Crítica Sex Education S3: divertida e necessária

Meninas em uma sala, meninos em outra. Conversas sobre gravidez na adolescência e abstinência sexual. No vídeo mofado, um discurso arcaico com pitadas de homofobia. Como a escola do sexo virou-se para o passado dessa forma?

Em sua terceira temporada, Sex Education, série da Netflix criada por Laurie Nunn, continua divertida e necessária como nos anos anteriores. Uma produção que deveria ser tão apreciada pelas premiações quanto é pelo público.

Ainda que o conservadorismo geralmente assuma a face de um homem branco heterossexual de meia idade, é interessante como essa guinada empoeirada na atração aconteça por meio de Hope (Jemima Kirke), a inimiga perfeita para o arco principal desta temporada. Ela é jovem e, em sua primeira aparição, irradia sucesso.

Então entram em cena as linhas divisórias no chão dos corredores.

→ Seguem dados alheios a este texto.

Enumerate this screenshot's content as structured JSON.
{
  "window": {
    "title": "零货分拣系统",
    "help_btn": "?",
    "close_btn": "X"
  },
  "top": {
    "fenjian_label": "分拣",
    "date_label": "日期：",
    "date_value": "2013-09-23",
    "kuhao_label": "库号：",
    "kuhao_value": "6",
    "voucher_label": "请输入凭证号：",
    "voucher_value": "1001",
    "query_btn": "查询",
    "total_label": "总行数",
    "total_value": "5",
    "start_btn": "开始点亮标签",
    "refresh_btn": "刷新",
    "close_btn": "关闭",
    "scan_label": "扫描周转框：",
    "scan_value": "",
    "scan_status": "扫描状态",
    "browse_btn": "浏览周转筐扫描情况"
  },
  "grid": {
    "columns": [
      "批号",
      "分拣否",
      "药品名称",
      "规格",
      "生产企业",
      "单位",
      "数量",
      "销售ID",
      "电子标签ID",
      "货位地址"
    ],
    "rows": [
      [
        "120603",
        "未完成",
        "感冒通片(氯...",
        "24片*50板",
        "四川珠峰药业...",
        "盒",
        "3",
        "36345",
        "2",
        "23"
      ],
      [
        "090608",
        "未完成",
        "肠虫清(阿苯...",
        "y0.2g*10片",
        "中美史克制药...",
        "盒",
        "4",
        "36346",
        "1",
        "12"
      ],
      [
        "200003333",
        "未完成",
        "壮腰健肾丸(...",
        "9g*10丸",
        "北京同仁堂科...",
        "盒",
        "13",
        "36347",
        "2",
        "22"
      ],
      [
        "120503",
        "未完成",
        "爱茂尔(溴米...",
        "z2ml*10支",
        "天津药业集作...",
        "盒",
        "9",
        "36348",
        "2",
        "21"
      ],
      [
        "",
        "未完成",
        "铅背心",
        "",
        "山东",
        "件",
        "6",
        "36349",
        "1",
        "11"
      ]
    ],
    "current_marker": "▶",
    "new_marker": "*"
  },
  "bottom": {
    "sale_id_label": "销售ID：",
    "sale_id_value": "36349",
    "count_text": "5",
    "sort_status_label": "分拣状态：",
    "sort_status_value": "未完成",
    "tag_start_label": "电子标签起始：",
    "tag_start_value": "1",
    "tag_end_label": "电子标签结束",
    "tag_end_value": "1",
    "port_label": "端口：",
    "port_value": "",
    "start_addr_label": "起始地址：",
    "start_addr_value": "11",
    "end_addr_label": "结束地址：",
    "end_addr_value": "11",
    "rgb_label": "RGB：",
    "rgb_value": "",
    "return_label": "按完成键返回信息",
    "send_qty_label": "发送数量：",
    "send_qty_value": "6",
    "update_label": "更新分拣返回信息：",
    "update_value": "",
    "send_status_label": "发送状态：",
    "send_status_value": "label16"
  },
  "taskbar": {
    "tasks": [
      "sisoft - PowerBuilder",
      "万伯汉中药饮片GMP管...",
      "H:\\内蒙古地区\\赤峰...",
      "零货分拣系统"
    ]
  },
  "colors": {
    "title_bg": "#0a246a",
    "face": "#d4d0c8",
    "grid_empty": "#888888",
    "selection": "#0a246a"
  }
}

A proibição de piercings e cabelos coloridos. A adoção de uniformes. Aos poucos, ela faz dali um microuniverso conservador onde todos perdem suas identidades.

Se há algo de bom na ascensão da extrema-direita reacionária no mundo, é o lembrete de que precisamos sempre estar atentos e lutar pelos nossos direitos. A democracia e os direitos humanos estão em constante ameaça, caso não resguardados com apreço.

E nossos destemidos protagonistas não demoram a reagir. O resultado pode até ser agridoce, mas uma importante lição foi dada: lute pelo que você acredita ser o certo.

Em meio a esse embate, somos lembrados o quanto Sex Education tem a rara capacidade de fazer com que a gente sinta empatia por todos os personagens. Há uma grande diversidade de histórias – e todas são boas de acompanhar.

Otis (Asa Butterfield), cada vez mais seguro de si, lidera um grupo pelo qual nos apaixonamos com facilidade. Até mesmo a traição de Eric (Ncuti Gatwa), que namora Adam (Connor Swindells), é compreensível porque o texto é bom o suficiente para parecer um passo natural na caminhada de amadurecimento dele.

Leia a crítica de Sex Education S2

Claro que alguns discursos poderiam ser melhor explorados. Quando Maeve (Emma Mackey) diz para outro aluno que acha que tem o pênis pequeno que ele pode usar a língua e as mãos, não se aprofunda a questão do que é ser pequeno de fato. Muitas pessoas reproduzem o discurso de que um pênis deve ter no mínimo 20 centímetros e isso faz com que jovens se sintam constrangidos, ainda que seus órgãos sexuais tenham um tamanho perfeitamente normal, muitas vezes até maiores que a média.

Em contrapartida, a rápida ida de Anwar (Chaneil Kular) a uma profissional de saúde vira uma aula sobre HIV e prevenção nos dias de hoje.

Como bem sabemos, ninguém parará de transar se não falarmos abertamente sobre sexo. O conhecimento não induz o ato, apenas o torna mais seguro. A série, além de entreter, faz jus ao título que carrega. Obrigado por essa aula, Netflix.